The writer is very indignant at the scant courtesy paid to his great kinsfolk the Albas, and at the fact that they have had to put up with lodgings that are considered below their dignity even in the villages. "It is not enough," he says, "to deprive them of their office, but they must needs give them bad quarters as well.... These English are the most ungrateful people in the world, and hate the Spaniards worse than the devil, as they readily show, for they rob us in the town itself, and not a soul dares to venture two miles on the road without being robbed. There is no justice for us. We are ordered by the King to avoid dispute and put up with everything whilst we are here, enduring all their attacks in silence. They therefore despise us and treat us badly. We have complained to Bibriesca and the ambassador, but they say it is for his Majesty's sake that we must bear everything patiently."

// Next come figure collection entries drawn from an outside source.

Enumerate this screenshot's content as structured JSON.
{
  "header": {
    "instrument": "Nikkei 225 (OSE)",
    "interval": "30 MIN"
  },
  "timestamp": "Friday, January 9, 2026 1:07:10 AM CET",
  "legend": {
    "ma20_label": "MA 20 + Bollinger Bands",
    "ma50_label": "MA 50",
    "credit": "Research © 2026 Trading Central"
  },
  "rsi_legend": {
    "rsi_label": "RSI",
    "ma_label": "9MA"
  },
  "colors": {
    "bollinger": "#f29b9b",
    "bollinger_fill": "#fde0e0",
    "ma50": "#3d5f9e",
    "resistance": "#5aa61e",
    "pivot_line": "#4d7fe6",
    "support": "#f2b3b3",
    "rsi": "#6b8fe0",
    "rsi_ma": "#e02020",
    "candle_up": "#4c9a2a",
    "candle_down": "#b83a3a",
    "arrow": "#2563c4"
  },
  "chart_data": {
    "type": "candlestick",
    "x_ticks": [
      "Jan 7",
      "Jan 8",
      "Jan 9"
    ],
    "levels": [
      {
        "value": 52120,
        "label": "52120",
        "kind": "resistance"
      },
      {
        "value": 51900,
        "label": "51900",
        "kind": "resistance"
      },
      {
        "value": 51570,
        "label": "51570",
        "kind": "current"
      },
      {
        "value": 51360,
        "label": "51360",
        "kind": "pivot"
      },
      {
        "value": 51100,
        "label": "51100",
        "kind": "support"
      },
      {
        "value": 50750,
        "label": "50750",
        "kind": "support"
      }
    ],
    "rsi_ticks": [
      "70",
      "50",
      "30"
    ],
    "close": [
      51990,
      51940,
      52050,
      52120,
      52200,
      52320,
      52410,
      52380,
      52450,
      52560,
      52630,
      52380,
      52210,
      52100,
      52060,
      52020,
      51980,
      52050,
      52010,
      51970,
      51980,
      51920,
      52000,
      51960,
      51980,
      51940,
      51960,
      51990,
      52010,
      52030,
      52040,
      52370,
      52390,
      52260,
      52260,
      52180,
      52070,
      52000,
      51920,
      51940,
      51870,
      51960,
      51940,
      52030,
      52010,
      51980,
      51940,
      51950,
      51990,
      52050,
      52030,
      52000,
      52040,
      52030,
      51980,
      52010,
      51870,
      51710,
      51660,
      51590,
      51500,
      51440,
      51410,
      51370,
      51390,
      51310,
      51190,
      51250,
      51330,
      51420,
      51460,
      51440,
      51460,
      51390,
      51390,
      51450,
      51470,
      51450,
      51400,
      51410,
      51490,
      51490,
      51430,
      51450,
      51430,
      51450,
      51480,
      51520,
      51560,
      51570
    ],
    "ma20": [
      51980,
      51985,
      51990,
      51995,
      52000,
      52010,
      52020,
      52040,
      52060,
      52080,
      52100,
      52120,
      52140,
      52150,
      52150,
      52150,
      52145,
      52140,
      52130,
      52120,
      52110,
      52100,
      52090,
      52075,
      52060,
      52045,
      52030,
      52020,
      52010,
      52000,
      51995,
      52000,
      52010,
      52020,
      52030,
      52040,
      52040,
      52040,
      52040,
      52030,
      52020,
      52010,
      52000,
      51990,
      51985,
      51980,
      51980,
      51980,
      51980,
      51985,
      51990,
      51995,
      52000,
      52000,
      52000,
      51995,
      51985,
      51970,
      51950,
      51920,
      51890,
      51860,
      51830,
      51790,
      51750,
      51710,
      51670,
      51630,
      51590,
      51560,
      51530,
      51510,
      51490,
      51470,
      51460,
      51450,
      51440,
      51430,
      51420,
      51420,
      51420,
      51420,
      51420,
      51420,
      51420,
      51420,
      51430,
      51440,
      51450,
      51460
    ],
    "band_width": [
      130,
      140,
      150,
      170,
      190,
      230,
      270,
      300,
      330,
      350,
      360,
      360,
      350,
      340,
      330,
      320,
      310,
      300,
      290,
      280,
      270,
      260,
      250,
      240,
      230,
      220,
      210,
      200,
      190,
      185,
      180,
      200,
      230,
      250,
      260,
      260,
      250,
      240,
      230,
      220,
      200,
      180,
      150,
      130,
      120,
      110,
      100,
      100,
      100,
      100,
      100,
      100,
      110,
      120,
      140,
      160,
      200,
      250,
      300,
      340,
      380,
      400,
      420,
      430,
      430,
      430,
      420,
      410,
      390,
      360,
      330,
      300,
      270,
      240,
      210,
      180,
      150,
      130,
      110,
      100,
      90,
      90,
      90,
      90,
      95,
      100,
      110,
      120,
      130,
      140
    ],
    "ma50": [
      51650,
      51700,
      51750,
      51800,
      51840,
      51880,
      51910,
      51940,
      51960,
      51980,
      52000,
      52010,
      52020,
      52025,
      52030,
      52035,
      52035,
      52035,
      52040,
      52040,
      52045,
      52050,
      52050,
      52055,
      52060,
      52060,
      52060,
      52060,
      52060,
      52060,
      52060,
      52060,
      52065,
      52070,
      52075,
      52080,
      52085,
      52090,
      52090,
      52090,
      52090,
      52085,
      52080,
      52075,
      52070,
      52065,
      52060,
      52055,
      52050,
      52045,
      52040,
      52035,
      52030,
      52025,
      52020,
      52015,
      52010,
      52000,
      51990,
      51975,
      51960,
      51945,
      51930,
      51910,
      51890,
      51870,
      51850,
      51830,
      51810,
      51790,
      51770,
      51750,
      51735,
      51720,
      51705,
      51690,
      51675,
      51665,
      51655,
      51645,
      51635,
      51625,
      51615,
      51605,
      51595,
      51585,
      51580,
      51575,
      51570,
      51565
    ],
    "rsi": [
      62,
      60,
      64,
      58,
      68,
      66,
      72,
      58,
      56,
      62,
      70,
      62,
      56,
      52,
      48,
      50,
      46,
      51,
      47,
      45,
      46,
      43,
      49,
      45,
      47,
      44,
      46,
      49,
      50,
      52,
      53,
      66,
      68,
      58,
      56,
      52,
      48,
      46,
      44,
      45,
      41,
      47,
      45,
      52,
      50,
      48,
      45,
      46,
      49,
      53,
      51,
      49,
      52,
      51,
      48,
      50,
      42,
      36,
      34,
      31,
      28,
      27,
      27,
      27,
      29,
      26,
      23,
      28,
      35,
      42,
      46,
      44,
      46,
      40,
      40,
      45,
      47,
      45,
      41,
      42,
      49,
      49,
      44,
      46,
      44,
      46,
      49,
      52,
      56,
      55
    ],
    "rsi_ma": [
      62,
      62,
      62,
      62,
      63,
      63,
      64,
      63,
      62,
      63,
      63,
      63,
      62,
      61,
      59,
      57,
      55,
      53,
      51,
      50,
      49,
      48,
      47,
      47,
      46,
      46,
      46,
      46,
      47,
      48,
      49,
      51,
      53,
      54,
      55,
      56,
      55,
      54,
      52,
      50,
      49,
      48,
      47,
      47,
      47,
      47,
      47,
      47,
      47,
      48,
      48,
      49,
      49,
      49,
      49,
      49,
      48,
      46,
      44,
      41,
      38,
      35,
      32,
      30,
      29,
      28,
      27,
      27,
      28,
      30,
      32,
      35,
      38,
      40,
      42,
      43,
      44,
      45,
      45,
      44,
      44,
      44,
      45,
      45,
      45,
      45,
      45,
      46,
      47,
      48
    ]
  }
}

It was no wonder that under such circumstances these proud hidalgos begged to be allowed to join the Emperor in Flanders for the war. Medina-Celi was the first to revolt at his treatment, and no sooner had he obtained leave to go than eighty other gentlemen followed him with their suites, and so by the middle of August the only Spanish nobles in attendance on Philip were Alba, Feria, Olivares, Pedro de Cordoba, Diego de Cordoba, and three gentlemen, amongst whom was Pedro Enriquez, the supposed author of the letters. The insults upon the Spaniards personally were bad enough; but what was more galling even was the disappointment they felt at the political effect of the match. Instead of a submissive people, ready to bow the neck at once to the new king and his followers, they found a country where even the native sovereign's power was strictly circumscribed, and where the foreigner's only hope of domination was by force of arms; and this they saw in the present case was impossible. Enriquez, if he be the author, says: "The marriage will indeed have been a failure if the Queen have no children. They told us in Castile that if his Highness became king of England we should be masters of France; but quite the contrary has turned out to be the fact, for the French are stronger than ever and are doing as they like in Flanders.... Kings here have as little power as if they were vassals, and the people who really govern are the councillors; they are not only lords of the land, but lords of the kings as well. They are all peers, some of them raised up by the Church revenues they have taken and others by their patrimonial estates, and they are feared much more than the sovereign. They publicly say they will not let the King go until they and the Queen think fit, as this country is quite big enough for any one king."